Giulio Douhet (1869–1930)

Things were different in 1926 when he published a revised and more strident version. The book drew harsh attacks, especially from army and navy partisans. Small wonder, as it openly claimed their forces to be obsolete. Douhet devoted his final four years to intellectual combat with such foes. In this, as one historian put it, he proved to be “tireless, blunt, impatient, and very self-confident.” [But] what, exactly, did Douhet preach?
  •  Wars are no longer fought between armies but between whole peoples, he believed, and future wars would be total and unrestrained, with civilians as legitimate targets.
  •  Wars are won by destroying “the enemy’s will to resist”—and only this produces “decisive victory.” Defeat of enemy forces is a poor indirect route. It is far better to strike directly at “vital centers” of power inside an enemy nation.
  •  World War I was a turning point, showing armies and navies can no longer end wars; the power of the defense—poison gas, machine guns—makes offensive action futile.
  •  The airplane, though, is revolutionary, “the offensive weapon par excellence,” able to bypass surface defenses and carry out massive attacks on cities, destroying the enemy’s will to resist.
  •  For national defense, command of the air is necessary and sufficient. The army’s job is to mop up after air attacks. The navy is of even less use.
  •  The centerpiece of Douhet’s theory was what he saw as the airplane’s potential to devastate an enemy’s industrial heartland in relatively short order. However, he believed that an air force’s first task was to achieve command of the air, similar to today’s concept of air supremacy.

A 1918 (Pre-Douhet) Vision of Future War

It was a truly apocalyptic vision. Squeamish politicians and civilians were invited by Douhet to “avert their eyes.” He saw little use for “auxiliary aviation” (that is, fighters). In later years, he even maintained these forms of aviation were “worthless, superfluous, harmful,” as they were defensive. “Viewed in its true light, aerial warfare admits of no defense, only offense,” he said. The 1920s and 1930s were years of relative peace, so Douhet’s theories did not face the test of war for two decades. 

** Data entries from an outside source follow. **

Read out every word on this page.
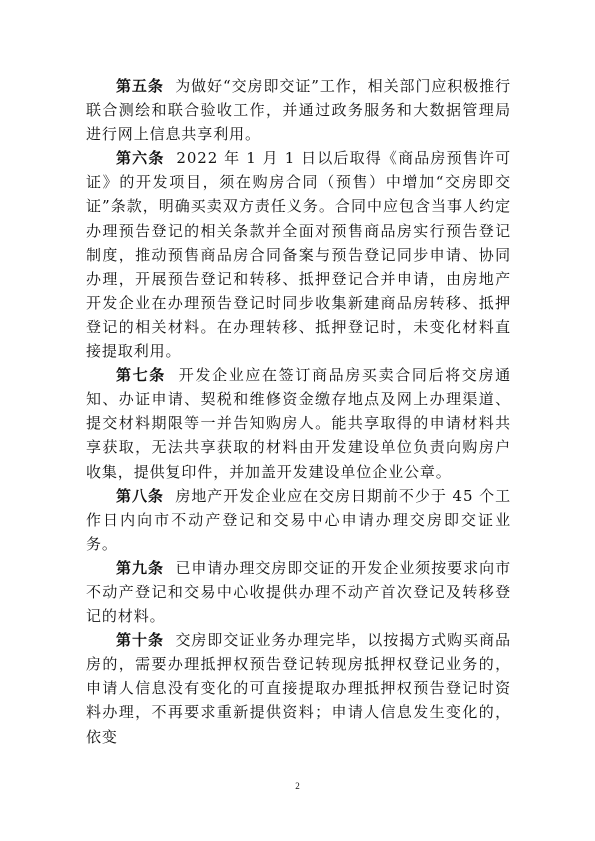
第五条 为做好“交房即交证”工作，相关部门应积极推行联合测绘和联合验收工作，并通过政务服务和大数据管理局进行网上信息共享利用。

第六条 2022 年 1 月 1 日以后取得《商品房预售许可证》的开发项目，须在购房合同（预售）中增加“交房即交证”条款，明确买卖双方责任义务。合同中应包含当事人约定办理预告登记的相关条款并全面对预售商品房实行预告登记制度，推动预售商品房合同备案与预告登记同步申请、协同办理，开展预告登记和转移、抵押登记合并申请，由房地产开发企业在办理预告登记时同步收集新建商品房转移、抵押登记的相关材料。在办理转移、抵押登记时，未变化材料直接提取利用。

第七条 开发企业应在签订商品房买卖合同后将交房通知、办证申请、契税和维修资金缴存地点及网上办理渠道、提交材料期限等一并告知购房人。能共享取得的申请材料共享获取，无法共享获取的材料由开发建设单位负责向购房户收集，提供复印件，并加盖开发建设单位企业公章。

第八条 房地产开发企业应在交房日期前不少于 45 个工作日内向市不动产登记和交易中心申请办理交房即交证业务。

第九条 已申请办理交房即交证的开发企业须按要求向市不动产登记和交易中心收提供办理不动产首次登记及转移登记的材料。

第十条 交房即交证业务办理完毕，以按揭方式购买商品房的，需要办理抵押权预告登记转现房抵押权登记业务的，申请人信息没有变化的可直接提取办理抵押权预告登记时资料办理，不再要求重新提供资料；申请人信息发生变化的，依变

2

The true extent of his influence on actual military doctrine remains a subject of controversy. . . It appears, in the United States, Douhet’s work served to reinforce the views of Air Corps officers who had already come to the same conclusions by other routes. Douhet’s convictions, as Gen. Henry H. “Hap” Arnold reported in his book, Global Mission, provided ideological ballast to U.S. Army Air Forces doctrine. “As regards strategic bombardment, the doctrines were still Douhet’s ideas modified by our own thinking in regard to pure defense,” said Arnold.

One of the most important consciousness-raising attempts by politicians about the terrible realities of air warfare came in the speech by the Conservative leader Sir Stanley Baldwin to the House of Commons in 1932. Baldwin pointed out that no town was safe: "The question is: whose morale will be shattered quickest by that preliminary bombing?" Baldwin was content to ram home his point that rapidly evolving aircraft technology was a threat in and of itself: "I think it is well also for the man in the street to realize that there is no power on earth that can protect him from being bombed, whatever people may tell him. The bomber will always get through."